The resolution of the Annual General Meeting on a transfer of treasury stock requires that shareholders holding at least two-thirds of the votes cast as well as the shares represented at the Annual General Meeting vote in favor of the proposal.

 

 

Shares and votes

There are in total 3,334,151,735 shares in the Company; 261,755,983 shares of series A and 3,072,395,752 shares of series B, corresponding to in total 568,995,558.2 votes. The Company’s holding of treasury stock amounts to 47,386,842 shares of series B, corresponding to 4,738,684.2 votes.

Information at the Annual General Meeting

The Board of Directors and the President shall, if any shareholder so requests and the Board of Directors believes that it can be done without material harm to the Company, provide information regarding circumstances that may affect the assessment of an item on the agenda and circumstances that can affect the assessment of the Company’s or its subsidiaries’ financial situation and the Company’s relation to other companies within the Group.

Documents

The complete proposals of the Nomination Committee with respect to Items 1 and 9 – 15 above, including a description of the work of the Nomination Committee before the Annual General Meeting and Exhibit 1 and 2 to the Nomination Committee’s proposals, and the shareholder letters (in original language) under items 19 and 20, are available at the Company’s website www.ericsson.com.

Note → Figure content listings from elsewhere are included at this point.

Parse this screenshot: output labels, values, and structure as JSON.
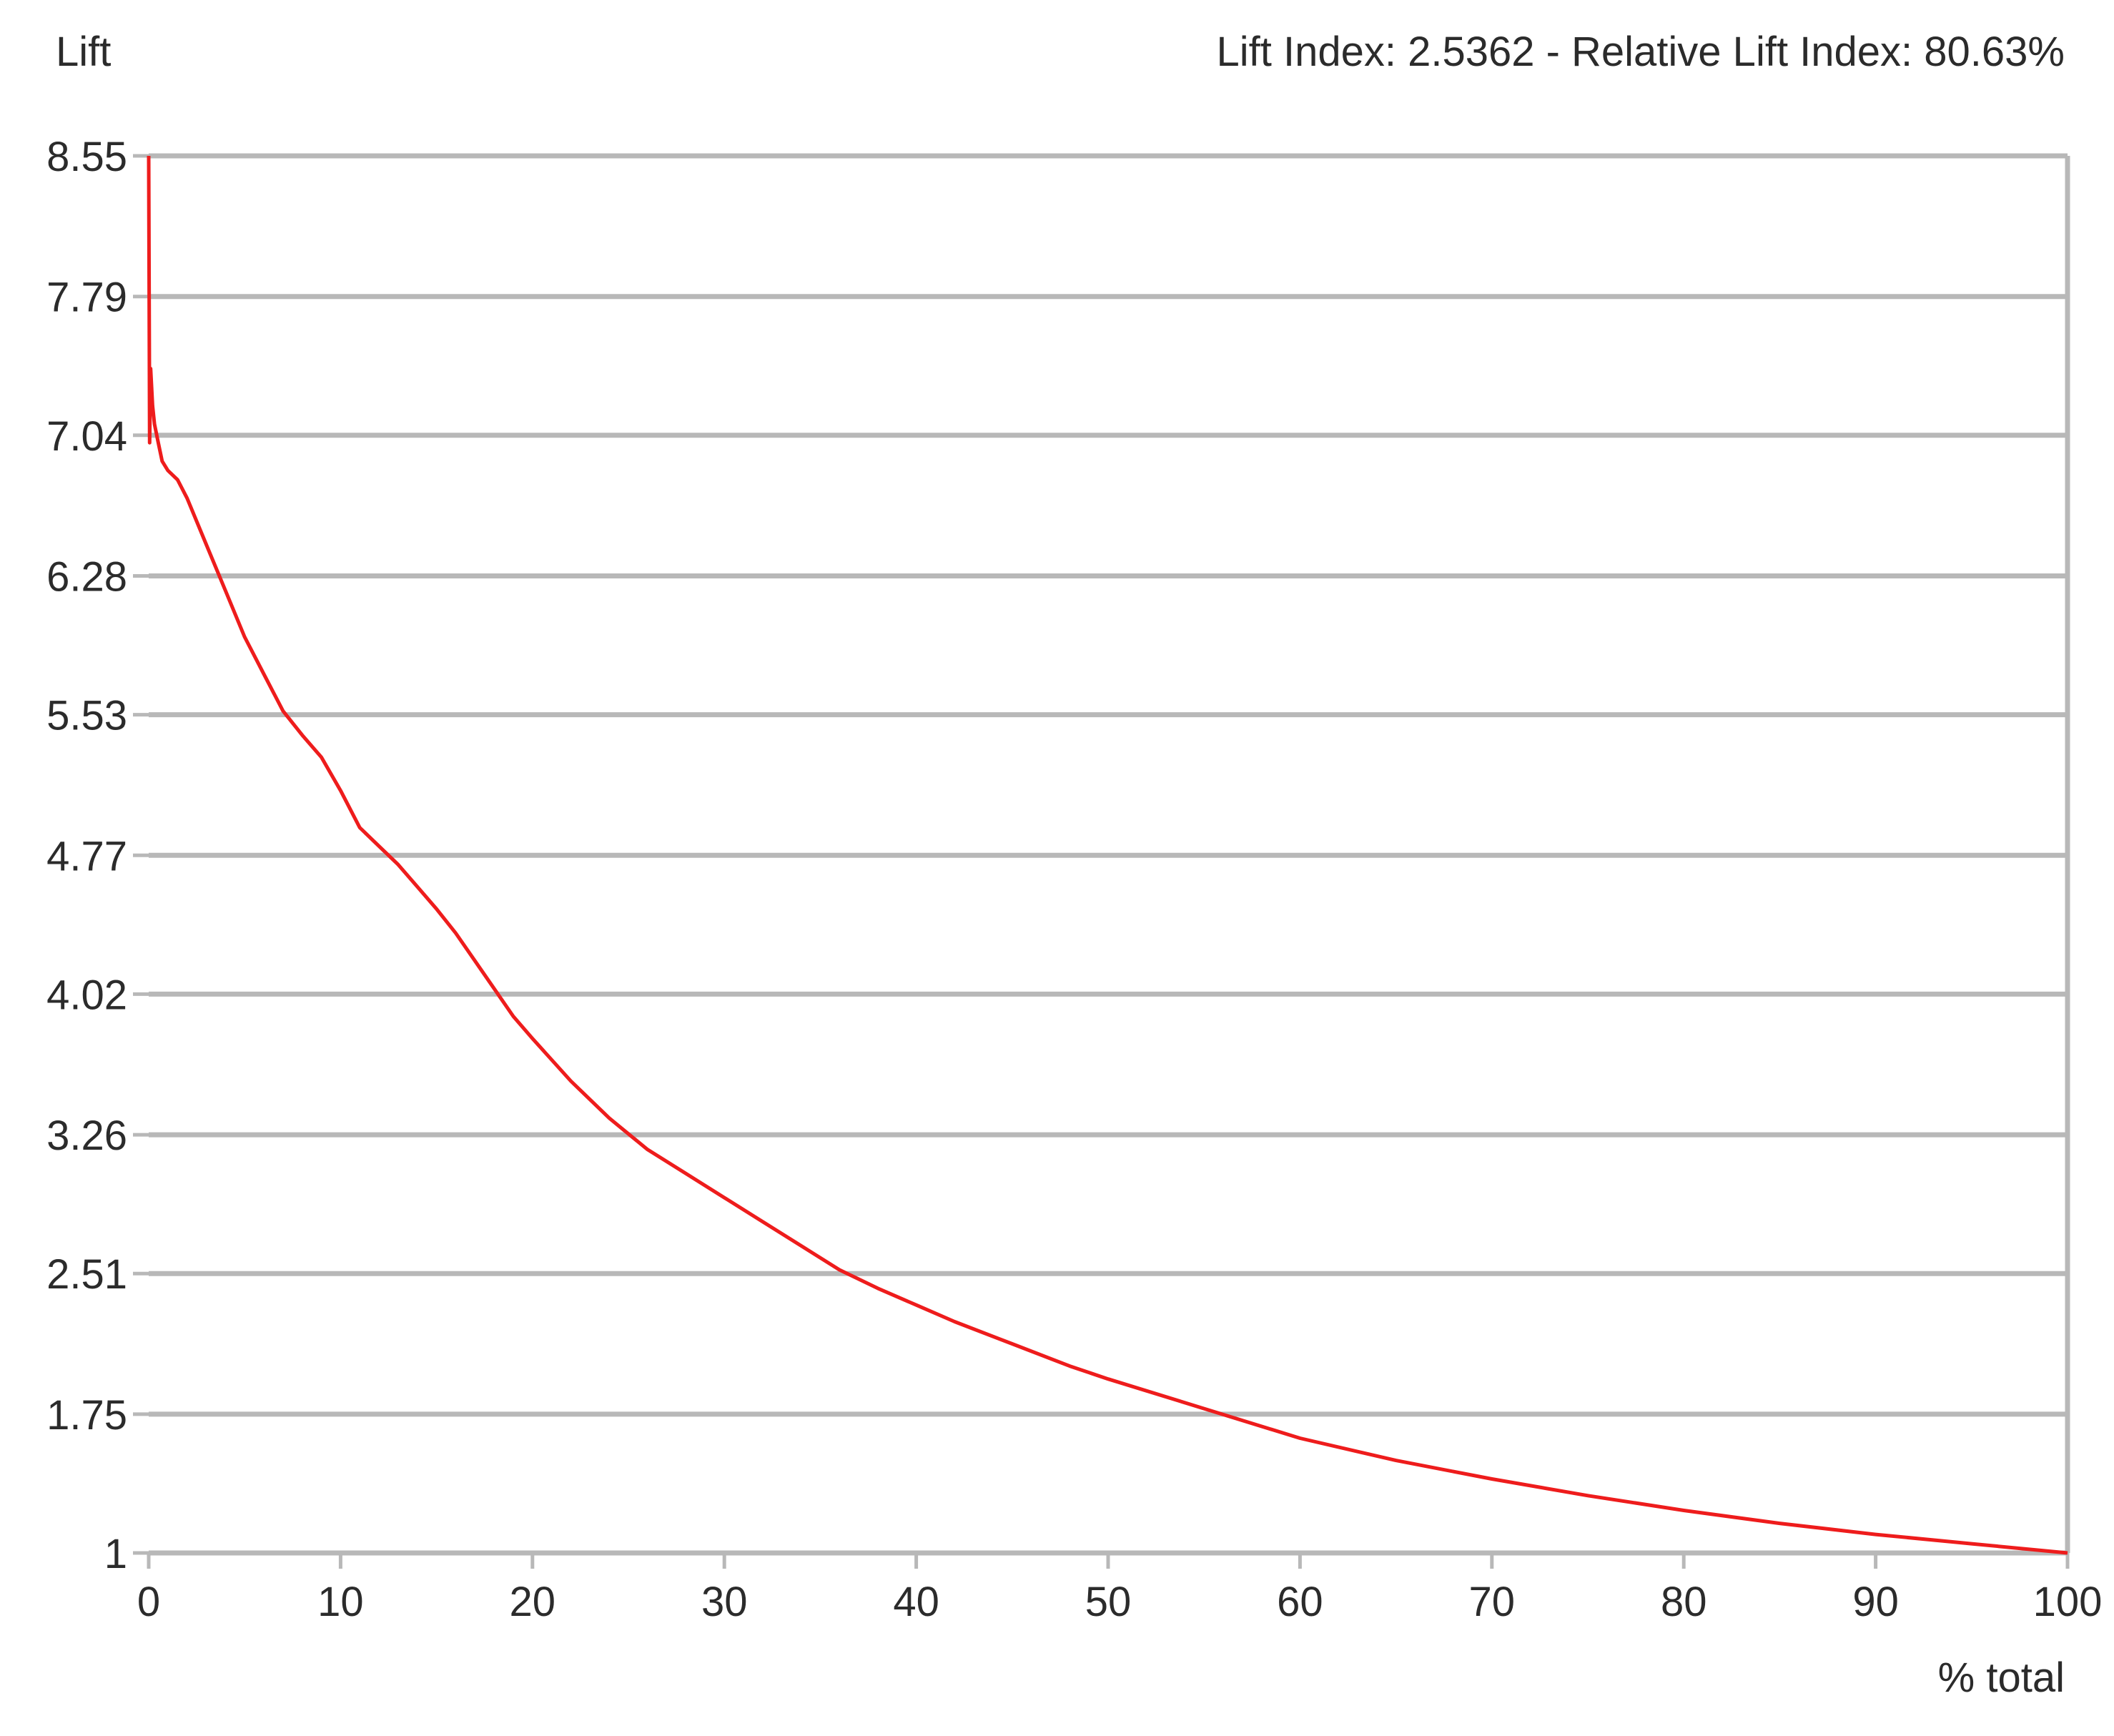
{
  "chart_data": {
    "type": "line",
    "ylabel": "Lift",
    "xlabel": "% total",
    "header_note": "Lift Index: 2.5362 - Relative Lift Index: 80.63%",
    "xlim": [
      0,
      100
    ],
    "ylim": [
      1,
      8.55
    ],
    "x_ticks": [
      "0",
      "10",
      "20",
      "30",
      "40",
      "50",
      "60",
      "70",
      "80",
      "90",
      "100"
    ],
    "y_ticks": [
      "8.55",
      "7.79",
      "7.04",
      "6.28",
      "5.53",
      "4.77",
      "4.02",
      "3.26",
      "2.51",
      "1.75",
      "1"
    ],
    "grid": true,
    "colors": {
      "series": "#ee1c1c",
      "grid": "#b8b8b8",
      "text": "#2b2b2b"
    },
    "series": [
      {
        "x": [
          0,
          0.05,
          0.1,
          0.2,
          0.3,
          0.5,
          0.7,
          1,
          1.5,
          2,
          3,
          4,
          5,
          6,
          7,
          8,
          9,
          10,
          11,
          12,
          13,
          14,
          15,
          16,
          17,
          18,
          19,
          20,
          22,
          24,
          26,
          28,
          30,
          32,
          34,
          36,
          38,
          40,
          42,
          45,
          48,
          50,
          55,
          60,
          65,
          70,
          75,
          80,
          85,
          90,
          95,
          100
        ],
        "y": [
          8.55,
          7.0,
          7.4,
          7.2,
          7.1,
          7.0,
          6.9,
          6.85,
          6.8,
          6.7,
          6.45,
          6.2,
          5.95,
          5.75,
          5.55,
          5.42,
          5.3,
          5.12,
          4.92,
          4.82,
          4.72,
          4.6,
          4.48,
          4.35,
          4.2,
          4.05,
          3.9,
          3.78,
          3.55,
          3.35,
          3.18,
          3.05,
          2.92,
          2.79,
          2.66,
          2.53,
          2.43,
          2.34,
          2.25,
          2.13,
          2.01,
          1.94,
          1.78,
          1.62,
          1.5,
          1.4,
          1.31,
          1.23,
          1.16,
          1.1,
          1.05,
          1.0
        ]
      }
    ]
  }
}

The documents will be sent upon request to shareholders providing their address to the company. In respect of all other items, complete proposals are provided under the respective item in the invitation.

The Annual Report and the Auditor’s Report as well as the Auditor’s statement regarding the guidelines for remuneration to Group management will be made available at the Company and posted on the Company’s website www.ericsson.com no later than three weeks prior to the Annual General Meeting. The documents will be sent upon request to shareholders providing their address to the company.